Se riflettiamo sulla figura del detective in diversi media, in ciascuno di noi si accenderà una diversa immagine mentale: qualcuno penserà ai “duri” à la Sam Spade (o magari John Blacksad, se gli piacciono i gatti), altri a Hercule Poirot e alle sue vanità, altri ancora a Thomas Magnum e alle sue camicie a fiori o al Tenente Colombo e al suo impermeabile stropicciato.
In un panorama così variegato, può sembrare difficile trovare qualcosa di innovativo o di vagamente diverso, eppure Sergio Savastano ci riesce con Le Mirabolanti Avventure di Luisito Roman, raccolta di sette storie (non tanto) brevi in cui seguiamo il detective che dà il titolo alla raccolta in una serie di altrettanto improbabili vicende.
Cosa rende quest’opera diversa? All’apparenza, nulla. Leggendo l’introduzione sembra quasi di trovarsi davanti al tipico detective hard boiled di poche parole (con ventilatore a pale incluso) con quell’aria da duro alla quale le donne non sembrano riuscire a resistere, ma – appunto – è solo l’introduzione; andando avanti di poche righe si manifestano i primi elementi che si allontanano dai topoi classici. Luisito, ad esempio, ha un pappagallo parlante (e già questo basterebbe a discostarsi dai luoghi comuni…) amante dei film d’essai. E non finisce qui: anche la sua auto, «una Citroën DS19 del ’59 color verde acqua» è dotata del dono della favella, benché lo utilizzi assai meno frequentemente del pennuto.

Conseguenza di ciò è che nell’universo diegetico creato da Savastano, tutto – o quasi! – può accadere: le avventure di Luisito si dipanano infatti tra invasioni aliene e improbabili civiltà perdute, passando per italianissime spintarelle e un piatto di cacio e pepe col Papa. Ed è proprio qui che risiede la forza dell’opera: l’autore, infatti, lungi dal limitarsi alla mera citazione o magari all’omaggio, rielabora una serie di clichés di diversi media della cultura di massa restituendo qualcosa di completamente diverso e fresco, come accade nel racconto intitolato “E vennero dallo spazio”, menzione speciale al XXIV Premio Massimo Troisi. Savastano strizza infatti l’occhio alla cultura pop, proponendo una serie di easter eggs e riferimenti: alcuni abbastanza lampanti, altri decisamente di più difficile decifrazione, specialmente per un pubblico con meno primavere o meno familiare con determinati prodotti audiovisivi.

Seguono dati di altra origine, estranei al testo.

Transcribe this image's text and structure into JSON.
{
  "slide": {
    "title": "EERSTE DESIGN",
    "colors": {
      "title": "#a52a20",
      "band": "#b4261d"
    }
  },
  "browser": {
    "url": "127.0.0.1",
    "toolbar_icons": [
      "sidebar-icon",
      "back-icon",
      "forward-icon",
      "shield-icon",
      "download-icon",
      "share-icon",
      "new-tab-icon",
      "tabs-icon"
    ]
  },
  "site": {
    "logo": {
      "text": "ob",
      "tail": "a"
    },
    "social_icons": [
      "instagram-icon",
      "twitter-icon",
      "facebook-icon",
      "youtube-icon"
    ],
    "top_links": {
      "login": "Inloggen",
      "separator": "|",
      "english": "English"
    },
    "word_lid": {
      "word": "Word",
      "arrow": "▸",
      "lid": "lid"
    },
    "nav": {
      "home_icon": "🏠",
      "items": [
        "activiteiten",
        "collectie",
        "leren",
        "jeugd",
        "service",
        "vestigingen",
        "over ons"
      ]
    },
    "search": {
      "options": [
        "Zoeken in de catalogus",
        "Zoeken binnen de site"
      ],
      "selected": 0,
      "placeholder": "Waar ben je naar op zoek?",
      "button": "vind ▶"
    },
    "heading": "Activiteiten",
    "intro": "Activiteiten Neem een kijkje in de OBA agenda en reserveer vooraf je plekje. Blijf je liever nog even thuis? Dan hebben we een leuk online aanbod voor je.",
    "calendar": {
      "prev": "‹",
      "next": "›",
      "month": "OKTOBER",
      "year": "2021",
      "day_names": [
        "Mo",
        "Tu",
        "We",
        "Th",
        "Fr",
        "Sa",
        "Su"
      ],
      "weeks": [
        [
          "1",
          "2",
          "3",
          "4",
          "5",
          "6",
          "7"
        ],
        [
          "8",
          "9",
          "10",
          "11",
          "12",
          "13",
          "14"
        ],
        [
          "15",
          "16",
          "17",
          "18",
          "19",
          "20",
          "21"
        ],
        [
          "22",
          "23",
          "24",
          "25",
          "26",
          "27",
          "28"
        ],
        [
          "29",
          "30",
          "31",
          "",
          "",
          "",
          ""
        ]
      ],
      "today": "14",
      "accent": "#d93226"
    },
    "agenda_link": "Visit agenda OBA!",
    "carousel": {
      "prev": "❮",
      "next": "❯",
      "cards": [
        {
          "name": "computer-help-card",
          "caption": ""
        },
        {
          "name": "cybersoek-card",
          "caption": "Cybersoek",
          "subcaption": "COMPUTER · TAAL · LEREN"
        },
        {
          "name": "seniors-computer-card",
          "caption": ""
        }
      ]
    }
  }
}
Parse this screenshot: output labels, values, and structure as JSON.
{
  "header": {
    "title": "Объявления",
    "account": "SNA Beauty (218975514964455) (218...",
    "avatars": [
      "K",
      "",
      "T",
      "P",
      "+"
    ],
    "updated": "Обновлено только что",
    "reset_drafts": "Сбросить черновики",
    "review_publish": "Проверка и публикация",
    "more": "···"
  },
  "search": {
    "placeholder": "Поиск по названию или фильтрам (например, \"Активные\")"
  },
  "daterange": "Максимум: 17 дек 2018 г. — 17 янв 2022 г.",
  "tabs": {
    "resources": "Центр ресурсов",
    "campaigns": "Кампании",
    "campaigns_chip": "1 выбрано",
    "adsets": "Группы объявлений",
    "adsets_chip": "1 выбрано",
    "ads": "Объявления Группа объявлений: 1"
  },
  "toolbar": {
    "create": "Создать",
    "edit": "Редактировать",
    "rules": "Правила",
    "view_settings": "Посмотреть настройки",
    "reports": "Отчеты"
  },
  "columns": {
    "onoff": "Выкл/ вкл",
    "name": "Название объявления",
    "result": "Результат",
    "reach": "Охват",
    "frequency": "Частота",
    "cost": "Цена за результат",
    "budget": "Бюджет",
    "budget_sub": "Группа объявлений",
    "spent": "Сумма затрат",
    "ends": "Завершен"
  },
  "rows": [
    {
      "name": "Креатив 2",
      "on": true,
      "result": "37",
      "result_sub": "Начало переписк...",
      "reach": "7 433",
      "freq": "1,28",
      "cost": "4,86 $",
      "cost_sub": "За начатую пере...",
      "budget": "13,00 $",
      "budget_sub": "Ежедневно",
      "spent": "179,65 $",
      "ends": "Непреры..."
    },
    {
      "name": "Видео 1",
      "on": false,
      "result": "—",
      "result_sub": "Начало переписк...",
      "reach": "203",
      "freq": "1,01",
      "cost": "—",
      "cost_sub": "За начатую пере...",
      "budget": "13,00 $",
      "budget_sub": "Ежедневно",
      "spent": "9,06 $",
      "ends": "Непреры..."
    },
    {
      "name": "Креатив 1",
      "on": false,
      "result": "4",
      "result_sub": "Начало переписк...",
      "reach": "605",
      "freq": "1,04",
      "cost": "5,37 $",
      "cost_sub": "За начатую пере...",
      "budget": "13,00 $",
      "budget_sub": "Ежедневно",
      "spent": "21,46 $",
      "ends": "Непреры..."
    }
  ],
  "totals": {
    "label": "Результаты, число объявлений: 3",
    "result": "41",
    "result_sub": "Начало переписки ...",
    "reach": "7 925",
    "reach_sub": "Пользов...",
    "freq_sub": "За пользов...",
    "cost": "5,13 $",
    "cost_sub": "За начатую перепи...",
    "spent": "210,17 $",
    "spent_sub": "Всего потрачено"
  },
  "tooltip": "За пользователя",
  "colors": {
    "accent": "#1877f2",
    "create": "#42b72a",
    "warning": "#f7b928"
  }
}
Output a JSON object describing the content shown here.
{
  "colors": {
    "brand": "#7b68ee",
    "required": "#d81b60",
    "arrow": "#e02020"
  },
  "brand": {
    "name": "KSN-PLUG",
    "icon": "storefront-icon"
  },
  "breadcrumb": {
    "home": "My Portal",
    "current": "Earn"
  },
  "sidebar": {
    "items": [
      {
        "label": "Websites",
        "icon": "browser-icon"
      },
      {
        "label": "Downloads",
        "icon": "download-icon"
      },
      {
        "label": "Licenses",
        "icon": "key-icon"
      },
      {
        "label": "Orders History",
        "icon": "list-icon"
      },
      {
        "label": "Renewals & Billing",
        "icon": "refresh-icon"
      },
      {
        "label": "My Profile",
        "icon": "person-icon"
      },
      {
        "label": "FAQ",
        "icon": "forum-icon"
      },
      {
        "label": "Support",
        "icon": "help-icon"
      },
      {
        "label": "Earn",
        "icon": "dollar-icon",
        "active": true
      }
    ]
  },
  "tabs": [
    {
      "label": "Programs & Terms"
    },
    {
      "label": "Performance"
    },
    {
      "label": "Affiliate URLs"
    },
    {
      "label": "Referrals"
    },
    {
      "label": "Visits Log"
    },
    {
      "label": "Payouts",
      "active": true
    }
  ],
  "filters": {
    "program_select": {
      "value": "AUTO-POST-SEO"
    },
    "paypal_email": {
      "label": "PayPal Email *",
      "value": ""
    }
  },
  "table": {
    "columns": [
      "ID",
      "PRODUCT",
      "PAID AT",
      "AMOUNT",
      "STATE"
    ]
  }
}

Tenere insieme un simile mondo non è facile, ma Savastano ci riesce anche grazie a una narrazione in prima persona dal ritmo serrato, vero e proprio collante tra i racconti; la sua prosa, fatta di periodi brevi e martellanti che di tanto in tanto lasciano spazio alla stoccata o all’iperbole è infatti perfettamente coerente con l’universo di Luisito e le sue imprevedibili potenzialità e rende la lettura piacevole e mai pesante.

Se amate le storie di detective e il noir, troverete le Mirabolanti Avventure una piacevole variazione sul tema, se invece siete dei cultori di una certa TV d’antan, troverete, oltre a dei godibilissimi racconti, una serie di rimandi e citazioni a diversi prodotti culturali, dai b-movies ai cartoni animati, che solleticheranno il vostro buon umore.
Non vi resta che mettere il trench, sfoderare la lente d’ingrandimento e… buona caccia!